Advanced RAG using Langchain | RAG and Agents Bootcamp
Education
Advanced RAG using Langchain | RAG and Agents Bootcamp
Welcome to another insightful session of the RAG Bootcamp by AI Planet. We are excited to have everyone here. Today’s session will explore advanced RAG (Retrieval Augmented Generation) using Langchain. Our speaker, Dr. Shubham Pandey, is an experienced professional in AI, and here's what we will cover:
- Introduction and overview of advanced RAG techniques
- Detailed walkthrough of using Langchain for RAG
- Real-world use cases and demonstrations
The session will start with an introduction to RAG systems, followed by hands-on building of a simple RAG system using Langchain, and finally, extending it to a more advanced conversational RAG system.
What is RAG?
RAG stands for Retrieval Augmented Generation. It is a powerful approach for building question-answering systems and chatbots on custom data. The main advantage is using custom data sources while still leveraging the powerful capabilities of large language models (LLMs) like ChatGPT.
Key steps:
Document Processing and Encoding:
- Data Sourcing: Collecting the data you intend to use.
- Transformation: Converting data formats, e.g., extracting text from PDFs and breaking it into chunks.
- Embedding: Transforming document chunks into embedding vectors using embedding models.
- Storage: Storing the document chunks and their embeddings in a vector database.
Question Answering and Generation:
- Retrieval: Using the embedding vectors to find relevant documents based on user queries.
- Response Generation: Using the retrieved documents to generate human-like responses.
Building a RAG System with Langchain
Here we will build a simple RAG system, focusing on:
- Loading custom data (Wikipedia articles)
- Using OpenAI’s large language model
- Creating embeddings
- Storing embeddings in a vector database (ChromaDB)
- Building retrieval mechanisms
We use Langchain, a library that provides APIs to popular vector databases and pre-trained embedding models. Here’s a quick overview of the process:
Setup and Data Loading:
- Install dependencies: Langchain, OpenAI, ChromaDB.

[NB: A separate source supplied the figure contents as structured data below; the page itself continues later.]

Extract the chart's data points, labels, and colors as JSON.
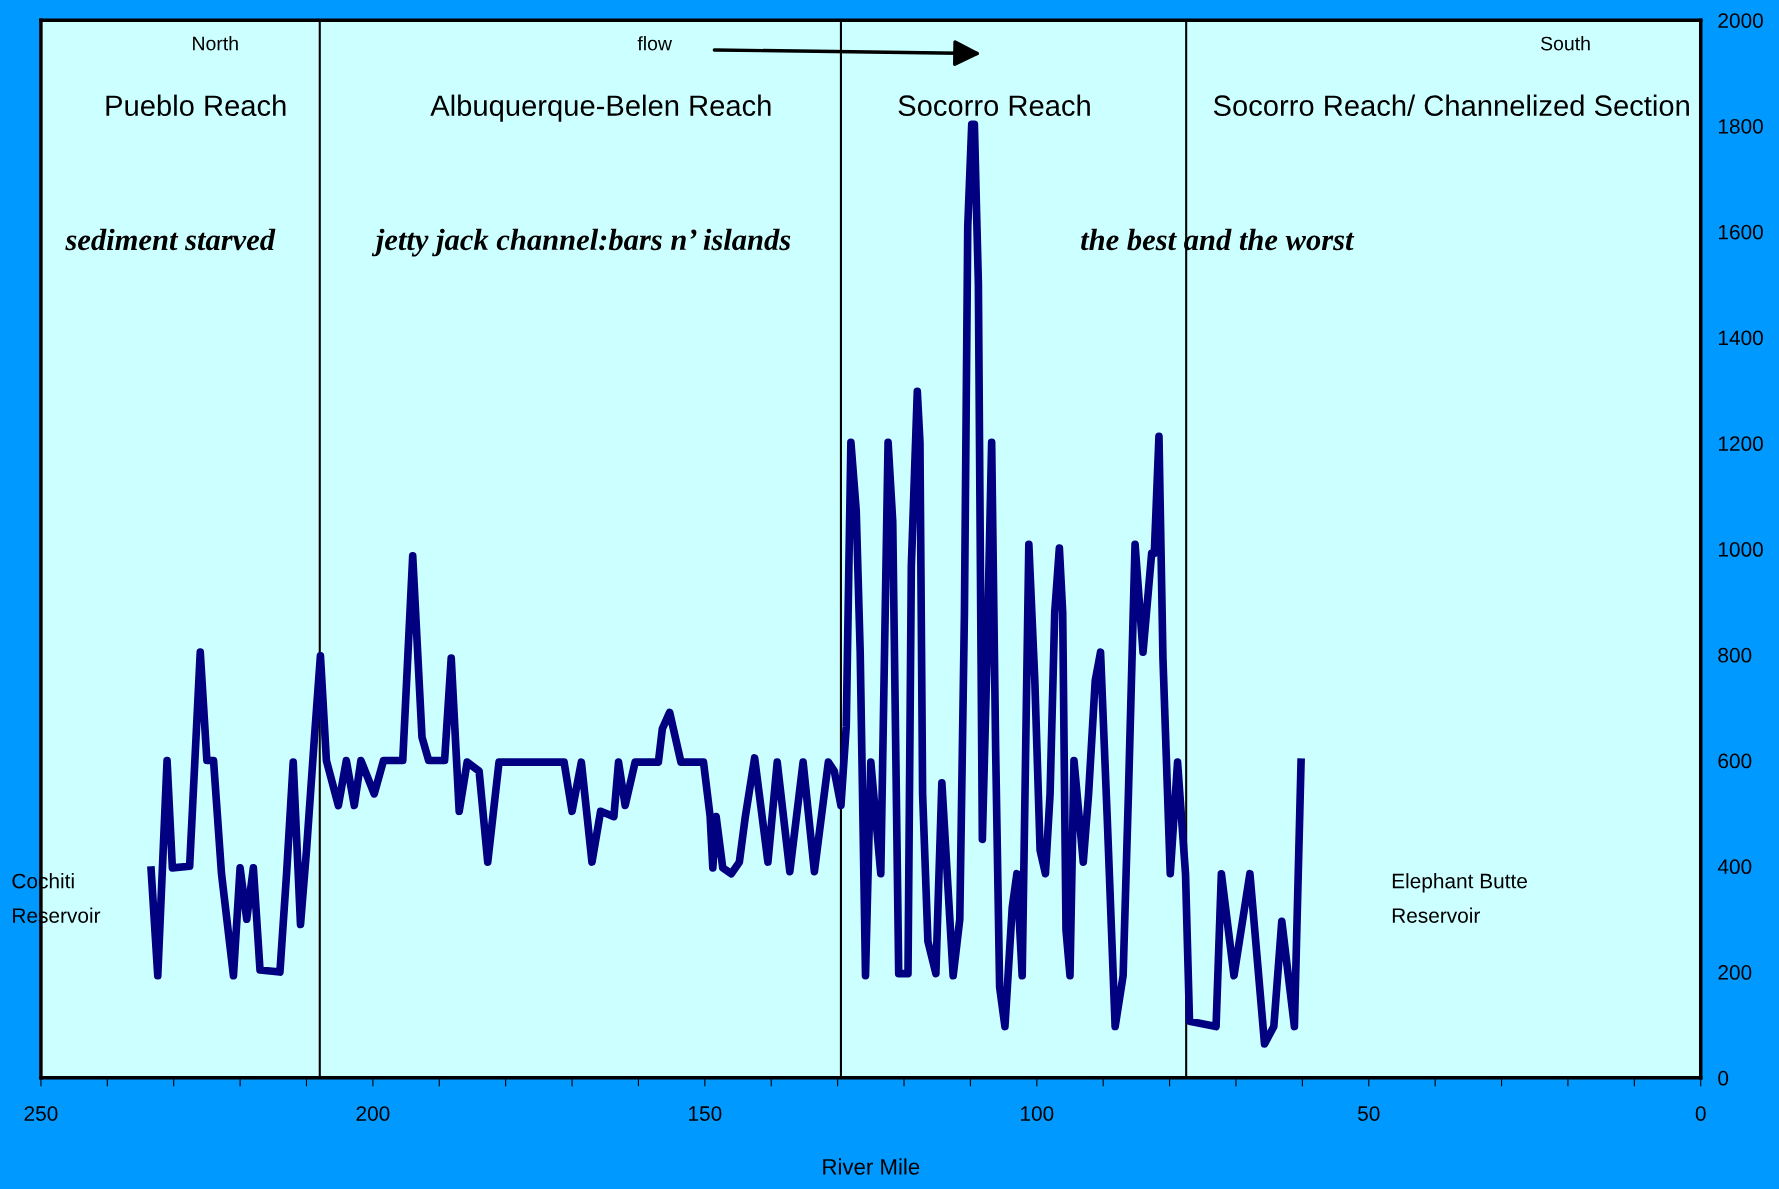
{
  "chart_data": {
    "type": "line",
    "xlabel": "River Mile",
    "x": [
      233.4,
      232.4,
      231,
      230.2,
      227.6,
      226,
      225,
      224,
      222.8,
      221,
      220,
      219,
      218,
      217,
      214,
      213,
      212,
      210.9,
      210,
      208.8,
      207.9,
      207,
      205.2,
      204,
      202.8,
      201.8,
      199.8,
      198.4,
      195.5,
      194,
      192.6,
      191.6,
      189.2,
      188.2,
      187,
      185.8,
      184,
      182.7,
      181,
      171.2,
      170,
      168.6,
      167,
      165.7,
      163.7,
      163,
      162,
      160.5,
      157,
      156.4,
      155.3,
      153.6,
      150.2,
      149.2,
      148.8,
      148.3,
      147.3,
      146,
      144.8,
      143.9,
      142.5,
      140.5,
      139.1,
      137.2,
      135.2,
      133.5,
      131.4,
      130.5,
      129.5,
      128.7,
      128,
      127.2,
      126.6,
      125.8,
      125,
      123.5,
      122.4,
      121.7,
      120.8,
      119.4,
      118.9,
      118,
      117.6,
      117.2,
      116.4,
      115.2,
      114.3,
      112.6,
      111.6,
      110.9,
      110.4,
      109.8,
      109.4,
      108.8,
      108.2,
      107.5,
      106.8,
      106.2,
      105.6,
      104.8,
      103.7,
      103,
      102.2,
      101.2,
      100.3,
      99.5,
      98.7,
      98,
      97.3,
      96.6,
      96.1,
      95.6,
      95,
      94.4,
      93,
      92.2,
      91.2,
      90.4,
      89.4,
      88.2,
      87,
      86.2,
      85.2,
      84,
      82.7,
      82.3,
      81.6,
      81,
      79.9,
      78.8,
      77.6,
      77,
      73,
      72.2,
      70.3,
      67.9,
      65.7,
      64.3,
      63.1,
      61.2,
      60.2
    ],
    "series": [
      {
        "color": "#000080",
        "values": [
          393,
          193,
          600,
          397,
          400,
          805,
          600,
          600,
          386,
          193,
          397,
          300,
          397,
          204,
          200,
          386,
          597,
          290,
          430,
          644,
          798,
          600,
          515,
          600,
          515,
          600,
          537,
          600,
          600,
          987,
          644,
          600,
          600,
          794,
          504,
          597,
          580,
          408,
          597,
          597,
          504,
          597,
          408,
          504,
          494,
          597,
          515,
          597,
          597,
          660,
          691,
          597,
          597,
          494,
          397,
          494,
          397,
          386,
          408,
          494,
          605,
          408,
          597,
          390,
          597,
          390,
          597,
          580,
          515,
          665,
          1202,
          1073,
          805,
          193,
          597,
          386,
          1202,
          1052,
          197,
          197,
          966,
          1298,
          1202,
          537,
          258,
          197,
          558,
          193,
          300,
          880,
          1610,
          1803,
          1803,
          1502,
          451,
          794,
          1202,
          622,
          172,
          97,
          322,
          386,
          193,
          1009,
          751,
          430,
          386,
          537,
          880,
          1002,
          880,
          279,
          193,
          600,
          408,
          537,
          751,
          805,
          494,
          97,
          193,
          537,
          1009,
          805,
          992,
          992,
          1213,
          794,
          386,
          597,
          386,
          107,
          97,
          386,
          193,
          386,
          64,
          97,
          296,
          97,
          597
        ]
      }
    ],
    "xlim": [
      250,
      0
    ],
    "ylim": [
      0,
      2000
    ],
    "xticks": [
      250,
      {
        "value": 240,
        "label": null
      },
      {
        "value": 230,
        "label": null
      },
      {
        "value": 220,
        "label": null
      },
      {
        "value": 210,
        "label": null
      },
      200,
      {
        "value": 190,
        "label": null
      },
      {
        "value": 180,
        "label": null
      },
      {
        "value": 170,
        "label": null
      },
      {
        "value": 160,
        "label": null
      },
      150,
      {
        "value": 140,
        "label": null
      },
      {
        "value": 130,
        "label": null
      },
      {
        "value": 120,
        "label": null
      },
      {
        "value": 110,
        "label": null
      },
      100,
      {
        "value": 90,
        "label": null
      },
      {
        "value": 80,
        "label": null
      },
      {
        "value": 70,
        "label": null
      },
      {
        "value": 60,
        "label": null
      },
      50,
      {
        "value": 40,
        "label": null
      },
      {
        "value": 30,
        "label": null
      },
      {
        "value": 20,
        "label": null
      },
      {
        "value": 10,
        "label": null
      },
      0
    ],
    "yticks": [
      0,
      200,
      400,
      600,
      800,
      1000,
      1200,
      1400,
      1600,
      1800,
      2000
    ],
    "ref_lines": [
      {
        "axis": "x",
        "value": 208,
        "color": "#000000"
      },
      {
        "axis": "x",
        "value": 129.5,
        "color": "#000000"
      },
      {
        "axis": "x",
        "value": 77.5,
        "color": "#000000"
      }
    ],
    "annotations": [
      "North",
      "flow",
      "South",
      "Pueblo Reach",
      "Albuquerque-Belen Reach",
      "Socorro Reach",
      "Socorro Reach/ Channelized Section",
      "sediment starved",
      "jetty jack channel:bars n’ islands",
      "the best and the worst",
      "Cochiti\nReservoir",
      "Elephant Butte\nReservoir"
    ],
    "grid": false,
    "legend": false,
    "marker": "none",
    "line_style": "solid"
  }
}
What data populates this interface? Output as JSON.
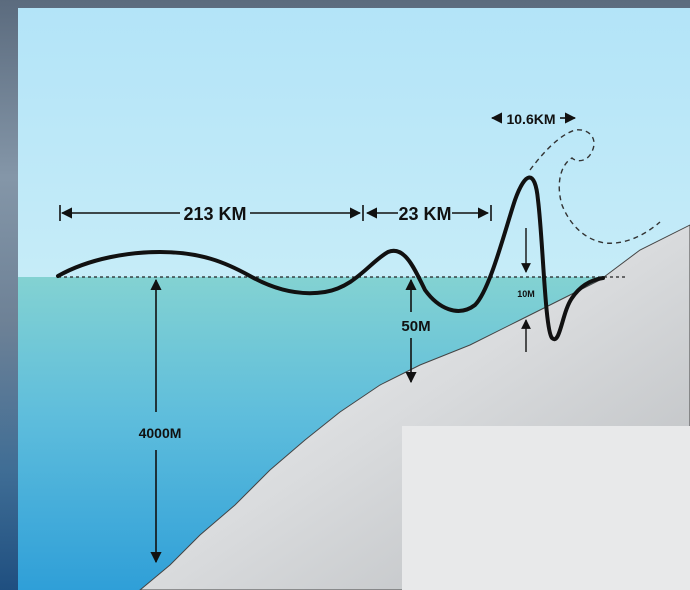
{
  "diagram": {
    "labels": {
      "first_wavelength": "213 KM",
      "second_wavelength": "23 KM",
      "third_wavelength": "10.6KM",
      "deep_ocean_depth": "4000M",
      "shelf_depth": "50M",
      "wave_height": "10M"
    },
    "colors": {
      "sky": "#b9e6f7",
      "water_top": "#7dcdd1",
      "water_bottom": "#3aa6d6",
      "land": "#d4d6d8",
      "wave_line": "#111111"
    }
  }
}
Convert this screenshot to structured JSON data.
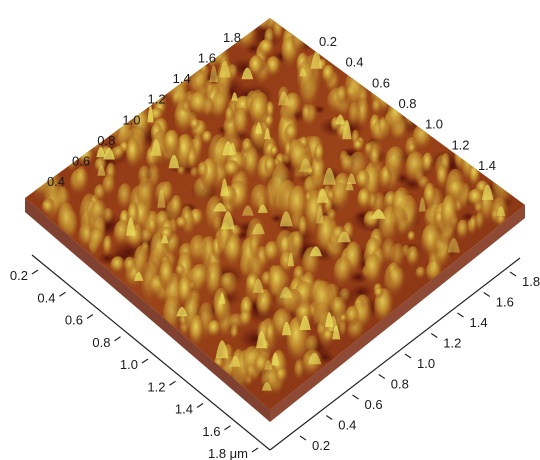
{
  "chart_data": {
    "type": "surface",
    "axes": {
      "front_left": {
        "tick_labels": [
          "0.2",
          "0.4",
          "0.6",
          "0.8",
          "1.0",
          "1.2",
          "1.4",
          "1.6",
          "1.8 μm"
        ],
        "range": [
          0,
          2
        ],
        "unit": "μm"
      },
      "front_right": {
        "tick_labels": [
          "0.2",
          "0.4",
          "0.6",
          "0.8",
          "1.0",
          "1.2",
          "1.4",
          "1.6",
          "1.8"
        ],
        "range": [
          0,
          2
        ]
      },
      "back_left": {
        "tick_labels": [
          "0.4",
          "0.6",
          "0.8",
          "1.0",
          "1.2",
          "1.4",
          "1.6",
          "1.8"
        ]
      },
      "back_right": {
        "tick_labels": [
          "0.2",
          "0.4",
          "0.6",
          "0.8",
          "1.0",
          "1.2",
          "1.4"
        ]
      }
    },
    "colors": {
      "low": "#4a0c08",
      "mid_low": "#7a2410",
      "mid": "#a34c1a",
      "mid_high": "#c48a2a",
      "high": "#e8dc5c"
    },
    "grid": false,
    "legend": "none"
  }
}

- Download and preprocess the data.
Creating Embeddings and Vector Database:
- Load the embedding model.
- Break the documents into smaller chunks.
- Convert chunks into embedding vectors and store them in ChromaDB.
Building the Retrieval Pipeline:
- Use cosine similarity for retrieval.
- Test retrieval by querying questions.
Integrating LLM for Answer Generation:
- Use Langchain prompt templates.
- Combine retrieved documents with user queries to generate responses.
The basic RAG system answers questions in isolation, meaning it doesn't retain memory. To address this, we move on to building a conversational RAG system.
Conversational RAG System
A conversational RAG system remembers historical messages, enabling it to handle follow-up questions more effectively.
Steps:
Historical Message Handling:
- Store historical conversations.
- Use the history to rephrase the current query if needed.
Building the Conversational Pipeline:
- Implement history-aware query rephrasing.
- Retrieve relevant documents using the rephrased query.
- Generate responses with an updated prompt template that includes historical messages.
Testing the Conversational RAG:
- Validate by asking sequential questions and observing context-aware responses.
Keywords
- RAG (Retrieval Augmented Generation)
- Langchain
- LLM (Large Language Model)
- Embedding
- Vector Database
- Conversational RAG
- OpenAI
- ChromaDB
- Query Rephrasing
- Prompt Template
Frequently Asked Questions (FAQ)
What are the main components of a RAG system? The main components are document processing, creating embeddings, storing them in a vector database, retrieving relevant documents, and using an LLM for generating responses.
What challenges does a basic RAG system face? A basic RAG system cannot handle follow-up questions or maintain conversational context.
How does Langchain assist in building a RAG system? Langchain facilitates connecting to various embedding models and vector databases, building retrieval pipelines, and creating prompt templates for LLMs.
Why use embeddings for text data? Embeddings represent the semantic meaning of text, allowing for effective similarity searches in retrieval tasks.
What is the purpose of query rephrasing in a conversational RAG system? Query rephrasing uses historical conversation context to reformulate follow-up questions, enabling more relevant document retrieval and responses.
Can a RAG system be run locally? Yes, a RAG system can be run on a local machine, especially when not using GPU-intensive models.
How does a vector database enhance a RAG system? A vector database stores embeddings and provides efficient retrieval mechanisms based on similarities, crucial for the RAG workflow.
By following these steps and incorporating Langchain's capabilities, you can effectively build and enhance RAG systems for various applications. This session sheds light on building not just basic but also advanced conversational RAG systems that are more contextual and user-friendly.